Methoxy substituted pyrimidine derivative Schiff base ligand (DMPMM) and its stabilized copper nanoparticles (DMPMM-CuNPs) were synthesized by modified Brust-Schiffrin technique. The formations of DMPMM and DMPMM-CuNPs were proved by UV–Visible and FT-IR spectroscopic studies. The size, surface morphology and the quality of DMPMM and its MNPs were analyzed by Scanning Electron Microscopy (SEM) technique. Transmission Electron Microscopy (TEM) result shows that DMPMM-CuNPs has approximately 3 to 5 nm size. Electrochemical performance of the DMPMM-CuNPs was analyzed by cyclic voltammetric method. DNA binding studies of the DMPMM and DMPMM-CuNPs with CT-DNA were inspected by four different methods such as UV–Visible, emission spectroscopy, cyclic voltammetry and viscometric measurements. Spectroscopic, voltammetric, viscometric and denaturation (Thermal and sono-chemical) studies results recommend the synthesized compounds have good DNA binding ability.
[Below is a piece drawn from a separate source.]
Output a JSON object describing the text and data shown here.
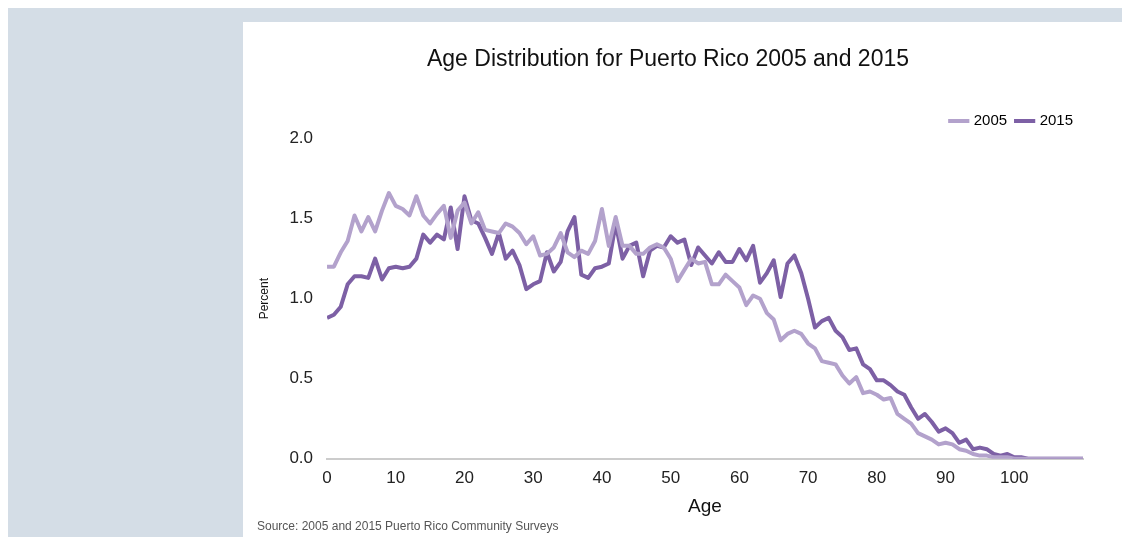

The four different antioxidant scavenging studies results shows that DMPMM and DMPMM-CuNPs have significant antioxidant activity. Antimicrobial studies of the DMPMM and DMPMM-CuNPs were studied by well diffusion method. Anticancer studies results evidenced that the synthesized DMPMM-CuNPs have good selectivity to interact with human cancer cells and normal cell correspondingly. DMPMM-CuNPs destroy the normal cell line at higher concentration (84.3 μg/mL). This observation decides that the synthesized DMPMM-CuNPs has good anticancer activity. • Solid and stable copper nanoparticles were successfully prepared. • The size of the prepared copper nanoparticles was approximately 3 to 5 nm. • Prepared copper nanoparticles were soluble in most of the organic solvents. • Copper nanoparticles have good biological properties especially in anticancer studies.